By the time People Weekly hits the mailbox, are the hot items already passe? Is Field & Stream's arrival more erratic than a salmon run? Does Opera News arrive two days after the fat lady's final song?
Publication junkies take their periodical fix seriously. When Modern Bride arrives after the divorce, a subscriber is likely to get peeved.And lately, some magazine subscribers say, the delivery situation, has wobbled between the unpredictable and helter-skelter.
"I get 20 magazines or more (but) I never know when they're going to come," said Larry Berg, director of the Unruh Institute of Politics at the University of Southern California. "Often I get two issues of the same weekly magazine in one day."
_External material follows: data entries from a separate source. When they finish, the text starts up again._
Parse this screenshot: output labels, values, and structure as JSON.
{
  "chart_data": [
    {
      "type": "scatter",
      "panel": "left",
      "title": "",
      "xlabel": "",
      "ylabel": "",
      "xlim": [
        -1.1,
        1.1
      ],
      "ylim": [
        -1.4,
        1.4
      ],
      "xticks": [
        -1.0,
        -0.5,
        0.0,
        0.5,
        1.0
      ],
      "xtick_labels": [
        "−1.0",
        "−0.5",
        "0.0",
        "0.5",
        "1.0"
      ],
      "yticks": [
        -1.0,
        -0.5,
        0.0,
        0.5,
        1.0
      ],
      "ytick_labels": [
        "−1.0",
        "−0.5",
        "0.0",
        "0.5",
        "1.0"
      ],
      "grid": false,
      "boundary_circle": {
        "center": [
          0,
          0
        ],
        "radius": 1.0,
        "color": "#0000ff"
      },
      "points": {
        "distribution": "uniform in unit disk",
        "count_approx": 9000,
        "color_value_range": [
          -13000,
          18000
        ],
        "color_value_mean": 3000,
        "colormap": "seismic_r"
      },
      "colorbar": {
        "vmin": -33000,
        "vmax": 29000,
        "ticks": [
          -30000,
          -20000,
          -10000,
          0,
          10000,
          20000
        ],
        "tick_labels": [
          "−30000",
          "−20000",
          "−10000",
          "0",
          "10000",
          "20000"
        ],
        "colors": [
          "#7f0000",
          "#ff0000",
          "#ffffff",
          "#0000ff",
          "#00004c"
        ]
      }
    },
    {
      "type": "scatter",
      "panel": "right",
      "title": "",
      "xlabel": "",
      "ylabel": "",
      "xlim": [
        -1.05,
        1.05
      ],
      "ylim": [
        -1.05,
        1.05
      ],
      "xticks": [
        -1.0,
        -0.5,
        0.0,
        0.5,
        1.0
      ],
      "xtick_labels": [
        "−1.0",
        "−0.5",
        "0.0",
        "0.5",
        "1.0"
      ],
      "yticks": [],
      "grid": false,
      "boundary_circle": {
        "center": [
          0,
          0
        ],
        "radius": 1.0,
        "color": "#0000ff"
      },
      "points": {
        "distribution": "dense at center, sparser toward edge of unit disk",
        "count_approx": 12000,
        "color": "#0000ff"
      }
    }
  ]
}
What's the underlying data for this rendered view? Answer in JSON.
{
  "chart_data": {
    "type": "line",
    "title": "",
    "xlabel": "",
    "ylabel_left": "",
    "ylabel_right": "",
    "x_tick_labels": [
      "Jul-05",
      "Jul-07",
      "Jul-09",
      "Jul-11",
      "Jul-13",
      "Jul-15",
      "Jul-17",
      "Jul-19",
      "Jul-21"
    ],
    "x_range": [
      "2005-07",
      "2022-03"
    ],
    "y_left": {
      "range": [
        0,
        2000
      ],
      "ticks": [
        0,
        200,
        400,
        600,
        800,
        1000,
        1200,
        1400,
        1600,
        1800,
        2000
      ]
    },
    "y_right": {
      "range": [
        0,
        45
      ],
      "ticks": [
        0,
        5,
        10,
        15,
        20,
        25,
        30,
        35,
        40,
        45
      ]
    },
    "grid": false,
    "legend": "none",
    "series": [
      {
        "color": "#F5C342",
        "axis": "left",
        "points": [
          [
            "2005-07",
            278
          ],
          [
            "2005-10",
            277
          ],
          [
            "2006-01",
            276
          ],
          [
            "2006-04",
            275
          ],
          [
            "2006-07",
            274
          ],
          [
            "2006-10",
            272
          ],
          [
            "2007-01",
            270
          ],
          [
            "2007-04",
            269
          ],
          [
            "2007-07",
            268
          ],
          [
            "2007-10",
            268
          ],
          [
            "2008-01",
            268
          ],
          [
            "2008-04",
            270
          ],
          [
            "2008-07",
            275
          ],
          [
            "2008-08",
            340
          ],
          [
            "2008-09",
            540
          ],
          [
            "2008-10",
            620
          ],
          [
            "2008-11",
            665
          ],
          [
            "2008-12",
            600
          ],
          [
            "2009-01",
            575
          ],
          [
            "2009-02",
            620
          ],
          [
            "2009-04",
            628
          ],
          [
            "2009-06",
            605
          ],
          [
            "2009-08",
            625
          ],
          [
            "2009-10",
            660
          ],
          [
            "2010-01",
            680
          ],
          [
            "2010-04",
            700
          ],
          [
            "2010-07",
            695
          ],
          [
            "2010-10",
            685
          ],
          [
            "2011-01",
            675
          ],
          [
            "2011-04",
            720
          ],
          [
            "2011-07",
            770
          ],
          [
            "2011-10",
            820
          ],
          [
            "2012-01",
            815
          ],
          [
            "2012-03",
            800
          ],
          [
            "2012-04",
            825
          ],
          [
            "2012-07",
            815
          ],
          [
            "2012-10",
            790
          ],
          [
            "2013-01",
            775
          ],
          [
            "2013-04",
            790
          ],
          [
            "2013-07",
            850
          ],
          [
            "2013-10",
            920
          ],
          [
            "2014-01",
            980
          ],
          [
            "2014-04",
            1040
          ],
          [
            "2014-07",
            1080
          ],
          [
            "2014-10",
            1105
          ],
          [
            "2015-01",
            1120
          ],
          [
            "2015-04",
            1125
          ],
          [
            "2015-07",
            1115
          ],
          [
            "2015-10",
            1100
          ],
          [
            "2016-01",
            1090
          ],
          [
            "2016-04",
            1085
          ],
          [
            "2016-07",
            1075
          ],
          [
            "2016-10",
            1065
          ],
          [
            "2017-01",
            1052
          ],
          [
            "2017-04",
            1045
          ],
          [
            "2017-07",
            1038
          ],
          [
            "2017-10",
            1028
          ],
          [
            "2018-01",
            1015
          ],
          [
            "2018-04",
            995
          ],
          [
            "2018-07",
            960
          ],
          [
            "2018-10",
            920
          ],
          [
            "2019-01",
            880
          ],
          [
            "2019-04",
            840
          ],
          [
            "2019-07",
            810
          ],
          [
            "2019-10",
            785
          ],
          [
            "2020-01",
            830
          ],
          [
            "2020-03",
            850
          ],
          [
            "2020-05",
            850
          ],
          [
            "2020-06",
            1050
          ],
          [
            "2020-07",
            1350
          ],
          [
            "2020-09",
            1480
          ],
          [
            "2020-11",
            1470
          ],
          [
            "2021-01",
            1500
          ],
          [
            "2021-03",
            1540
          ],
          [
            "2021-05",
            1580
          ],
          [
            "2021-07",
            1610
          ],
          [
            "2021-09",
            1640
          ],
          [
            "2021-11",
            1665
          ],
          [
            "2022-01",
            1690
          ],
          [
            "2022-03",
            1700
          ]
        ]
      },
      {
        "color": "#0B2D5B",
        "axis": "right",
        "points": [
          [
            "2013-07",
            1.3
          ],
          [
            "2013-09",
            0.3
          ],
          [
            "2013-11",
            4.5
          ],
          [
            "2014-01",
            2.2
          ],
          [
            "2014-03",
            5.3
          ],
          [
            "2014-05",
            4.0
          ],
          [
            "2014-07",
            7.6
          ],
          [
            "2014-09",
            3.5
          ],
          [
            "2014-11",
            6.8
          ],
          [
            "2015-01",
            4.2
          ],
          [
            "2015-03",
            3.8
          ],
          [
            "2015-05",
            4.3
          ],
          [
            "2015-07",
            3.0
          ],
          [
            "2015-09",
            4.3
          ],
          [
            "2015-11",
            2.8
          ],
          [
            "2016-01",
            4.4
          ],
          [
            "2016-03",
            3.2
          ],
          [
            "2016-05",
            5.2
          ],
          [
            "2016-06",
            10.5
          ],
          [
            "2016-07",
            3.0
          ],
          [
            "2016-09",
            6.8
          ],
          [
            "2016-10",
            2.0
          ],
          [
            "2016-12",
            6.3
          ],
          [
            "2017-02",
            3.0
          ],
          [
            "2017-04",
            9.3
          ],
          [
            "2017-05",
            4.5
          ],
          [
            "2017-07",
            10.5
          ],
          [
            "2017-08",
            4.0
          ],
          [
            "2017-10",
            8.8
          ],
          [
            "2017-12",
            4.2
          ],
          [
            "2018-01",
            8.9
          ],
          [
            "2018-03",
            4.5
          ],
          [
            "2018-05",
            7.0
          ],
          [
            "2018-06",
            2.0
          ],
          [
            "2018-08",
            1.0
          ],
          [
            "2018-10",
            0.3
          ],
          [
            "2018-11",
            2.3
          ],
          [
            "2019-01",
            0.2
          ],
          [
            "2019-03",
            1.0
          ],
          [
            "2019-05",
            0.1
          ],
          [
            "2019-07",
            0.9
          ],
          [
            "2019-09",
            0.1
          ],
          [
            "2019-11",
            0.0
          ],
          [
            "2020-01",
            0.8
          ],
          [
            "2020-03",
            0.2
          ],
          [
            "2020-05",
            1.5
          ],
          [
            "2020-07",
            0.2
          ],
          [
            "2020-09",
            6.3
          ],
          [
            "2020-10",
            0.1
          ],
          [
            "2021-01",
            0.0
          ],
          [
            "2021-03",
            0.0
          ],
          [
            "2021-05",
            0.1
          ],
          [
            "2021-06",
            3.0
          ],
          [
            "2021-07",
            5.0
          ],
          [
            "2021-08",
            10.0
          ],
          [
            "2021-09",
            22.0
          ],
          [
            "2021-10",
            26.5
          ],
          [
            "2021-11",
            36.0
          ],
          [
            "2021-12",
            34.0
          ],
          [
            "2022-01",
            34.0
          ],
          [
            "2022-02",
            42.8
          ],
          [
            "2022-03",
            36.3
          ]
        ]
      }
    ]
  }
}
But deliver delivery complaints to the people in the magazine business and the blame gets passed around quicker than a copy of Playboy in a boys' gym.
Still, most fingers wind up pointing at the U.S. Postal Service.
"We all pretty much are getting a `What can we do?' attitude about the post office," says Jim Fischer, circulation director for Gralla Publications, which each month mails 22 business titles nationwide. "We hear of cases where the February issue arrives before the January has been delivered."
In fact, given the growing avalanche of magazines - 584 new consumer titles were launched last year alone, up from about 250 in 1985 - and the complexities of getting them delivered, some say it is a wonder subscribers receive publications at all.
Magazines, by definition, are "Second Class" mail. The postal distribution system is built "like hubs and wheels," explained Charles Pace, a Wilton, Conn., consultant who previously worked with the postal service. The farther from a hub a subscriber lives, the more difficult it is to deliver a magazine.
"Let's say you're going to Butte, Mont.," he explains. "You print somewhere in Wisconsin. More than likely you'll take the mail into Chicago, Chicago will deliver it to Denver, Denver will put it on its transportation to Billings, Mont., a state distribution point, and Billings will get the mail on their transportation to Butte. Then they have to get it to the carriers."